Similar to our findings, previous studies have shown significant improvement in artifact and image quality scores when DE-VMI reconstructions are compared with original single polychromatic energy kV images reconstructed with wFBP [8, 9, 15]. In one study, Yoo et al. showed that increasing the energy of DE-VMI significantly reduces artifact index, improves image quality, and increases delineation scoring of fracture lines [15] in patients with implants placed for the management of distal radius fractures.

In our study, readers preferred DE-VMI at 130 keV with iMAR to both DE-VMI without iMAR and original polychromatic kV images with iMAR. This is in line with the findings of Bongers et al. who reported the highest degree of artifact reduction in combined monoenergetic and iMAR images in patients with dental implants or hip prostheses [16]. In contrast, in a study on patients with total ankle prosthesis implants by Khodarahmi et al., the highest degree of metal artifact reduction was achieved in polychromatic kV images with iMAR compared with other sets of images including monoenergetic with iMAR and monoenergetic images without iMAR [8]. There could be two potential reasons behind the discrepancy between the findings of these studies. First, the techniques used in these studies are different. Similar to the current study, Bongers et al. used 130 keV DE-VMI and in line with our findings concluded that a combination of monoenergetic images with iMAR reconstruction results in the highest level of artifact reduction. On the contrary, Khodrami et al. used 150 keV and 190 keV images and concluded that a combination of monoenergetic images with iMAR reconstruction achieves less artifact reduction compared with iMAR alone. Second, the anatomy of the evaluated region of interest could result in different results for the use of a combination of monoenergetic images with iMAR reconstruction as these studies have been performed on different body parts and prostheses. Khodrami et al. reported a decrease in high density artifacts when they used a combination of monoenergetic images with iMAR reconstruction, but polychromatic kV was better at reducing low-density streaks. It is possible that different types of artifact respond differently to a combination of monoenergetic images with iMAR reconstruction.

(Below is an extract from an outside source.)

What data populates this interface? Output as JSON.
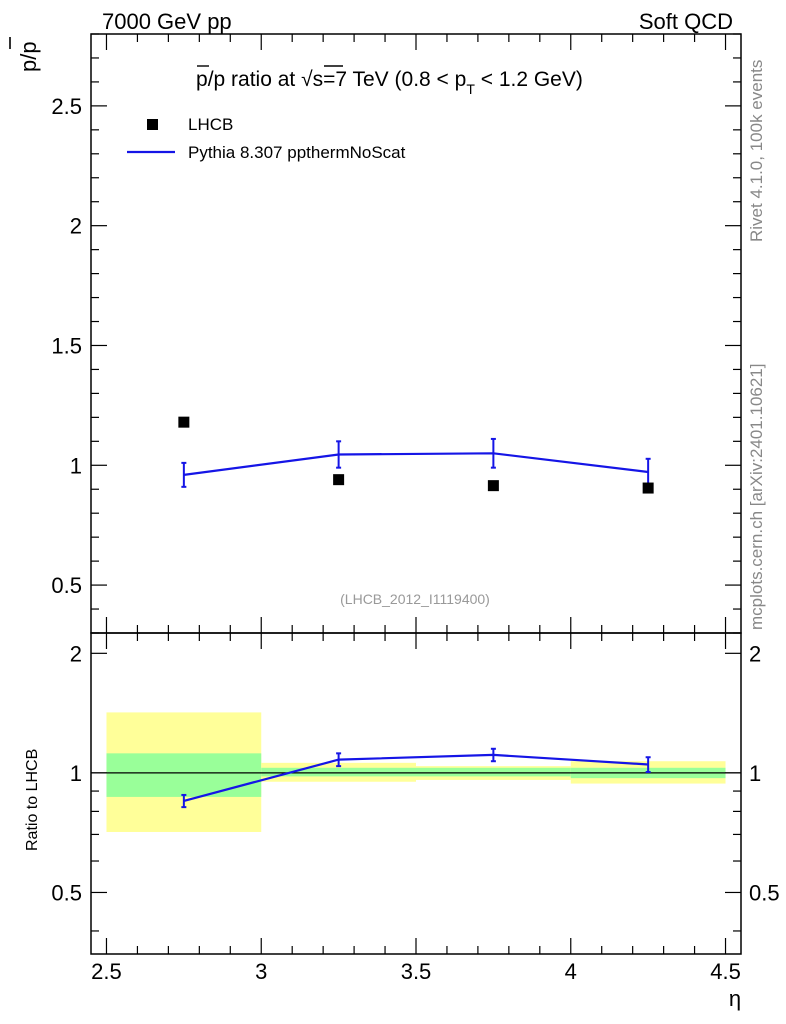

The limitations of the current study include the relatively small sample size, which limits subgroup analysis based on the type of prosthesis. Future studies might consider different types of prostheses and constructs, whose geometry and elemental composition may result in varying degrees of artifact. Moreover, the majority of patients enrolled in this study were female. Males on average have wider shoulders and the iMAR technique in these patients could be limited because the X-ray beam traverses more tissue. Next, the study focused on readers’ perception of effects of artifacts on images and the overall image quality. While we have examined the role of 130 keV virtual monoenergetic imaging and iMAR in reducing artifacts in these patients, we did not examine the diagnostic benefit of these reconstructions for different diagnostic tasks; this will require further study. Additionally, we used a single monoenergetic reconstruction, 130 keV. Different monoenergetic keV’s will likely have varying effects on different artifacts [15]. Finally, iMAR is vendor-specific. Different vendors provide their own artifact reduction algorithms.

In patients with metal artifacts due to shoulder replacement surgery, the combined use of DE-VMI and iMAR reconstruction significantly improves both subjective and objective indicators of image quality. In patients who are undergoing shoulder CT following TSA, consideration should be given to scheduling the CT exam on a DECT system with metal artifact reduction.